The rich get richer at money’s sluices and the powerful get more powerful at politic’s sluices, both at an accelerating rate, given compound interest. It’s a vicious cycle. Money makes money. Power makes power and the two compound each other. Money buys power that rigs the system for more compound interest. That’s true no matter what the system calls itself. “Communism” is no inoculation against that tendency.

My dad’s good works were aimed at countering the compound interest effect. In the ’60s, he gave Ralph Nader and Saul Alinsky early big money. Later he gave a million dollars to start an anti-corruption legal defense fund to be funded by business people and lawyers. Lawyers sustain it to this day, business people don’t. It was naive to think they would. I have relatives who scorn my father’s philanthropy as quixotic even though they would agree that things have taken a turn for the worse given our failure to check the corruption my father fought.

He woke up to activism late. Unlike many, once he woke he stayed woke. That’s what’s hard about wokeness: We awake every morning and by night, we’re tired again. My dad was tireless even though he knew what he did was unlikely to amount to anything important. When he woke up to the injustices fueled by compound interest, he assumed that that’s the way the world rolls. Downhill. Good work is Sisyphean. It never ends.

By 40, all of the good works into which I had poured myself and my money had proven insignificant. It ate at me. I was ashamed of myself.

By 60, I stopped caring about my reputation, realizing that if I didn't need money, I didn't need a reputation either. I still do the things that earn and maintain a good reputation. I still have occasional hot flashes of shame and pride. I just started doing what I think Gandhi meant.

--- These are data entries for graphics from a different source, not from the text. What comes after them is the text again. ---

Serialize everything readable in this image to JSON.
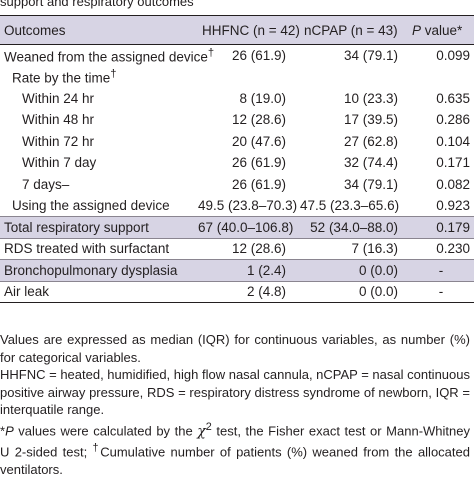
{
  "caption": "support and respiratory outcomes",
  "headers": {
    "outcome": "Outcomes",
    "hhfnc": "HHFNC (n = 42)",
    "ncpap": "nCPAP (n = 43)",
    "p_italic": "P",
    "p_rest": " value*"
  },
  "rows": [
    {
      "label": "Weaned from the assigned device",
      "sup": "†",
      "hhfnc": "26 (61.9)",
      "ncpap": "34 (79.1)",
      "p": "0.099"
    },
    {
      "label": "Rate by the time",
      "sup": "†",
      "hhfnc": "",
      "ncpap": "",
      "p": ""
    },
    {
      "label": "Within 24 hr",
      "hhfnc": "8 (19.0)",
      "ncpap": "10 (23.3)",
      "p": "0.635"
    },
    {
      "label": "Within 48 hr",
      "hhfnc": "12 (28.6)",
      "ncpap": "17 (39.5)",
      "p": "0.286"
    },
    {
      "label": "Within 72 hr",
      "hhfnc": "20 (47.6)",
      "ncpap": "27 (62.8)",
      "p": "0.104"
    },
    {
      "label": "Within 7 day",
      "hhfnc": "26 (61.9)",
      "ncpap": "32 (74.4)",
      "p": "0.171"
    },
    {
      "label": "7 days–",
      "hhfnc": "26 (61.9)",
      "ncpap": "34 (79.1)",
      "p": "0.082"
    },
    {
      "label": "Using the assigned device",
      "hhfnc": "49.5 (23.8–70.3)",
      "ncpap": "47.5 (23.3–65.6)",
      "p": "0.923"
    },
    {
      "label": "Total respiratory support",
      "hhfnc": "67 (40.0–106.8)",
      "ncpap": "52 (34.0–88.0)",
      "p": "0.179"
    },
    {
      "label": "RDS treated with surfactant",
      "hhfnc": "12 (28.6)",
      "ncpap": "7 (16.3)",
      "p": "0.230"
    },
    {
      "label": "Bronchopulmonary dysplasia",
      "hhfnc": "1 (2.4)",
      "ncpap": "0 (0.0)",
      "p": "-"
    },
    {
      "label": "Air leak",
      "hhfnc": "2 (4.8)",
      "ncpap": "0 (0.0)",
      "p": "-"
    }
  ],
  "notes": {
    "line1": "Values are expressed as median (IQR) for continuous variables, as number (%) for categorical variables.",
    "line2": "HHFNC = heated, humidified, high flow nasal cannula, nCPAP = nasal continuous positive airway pressure, RDS = respiratory distress syndrome of newborn, IQR = interquatile range.",
    "star": "*",
    "p_italic": "P",
    "part_a": " values were calculated by the ",
    "chi": "χ",
    "sq": "2",
    "part_b": " test, the Fisher exact test or Mann-Whitney U 2-sided test; ",
    "dagger": "†",
    "part_c": "Cumulative number of patients (%) weaned from the allocated ventilators."
  }
}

I try to pick carefully, do it as though it's of the utmost importance but with indifference to how it's faring in the world, which—given the compounding of money and power—is stacked against it.

This month we’re fighting the frontline battle royale for the nation, the century, maybe even human history. My dad felt that way about his era and he was wrong. This is a far more important conflagration. But even if we win the good fight, the world will fall back asleep again. That’s it’s compounding tendency when left unchecked. Doing good is quixotic, Sisyphean work.

And to say that doing good works is of the utmost importance, there’s no need to get dramatic about it. Be unflagging but with breaks to kick back and enjoy the world that sustains us.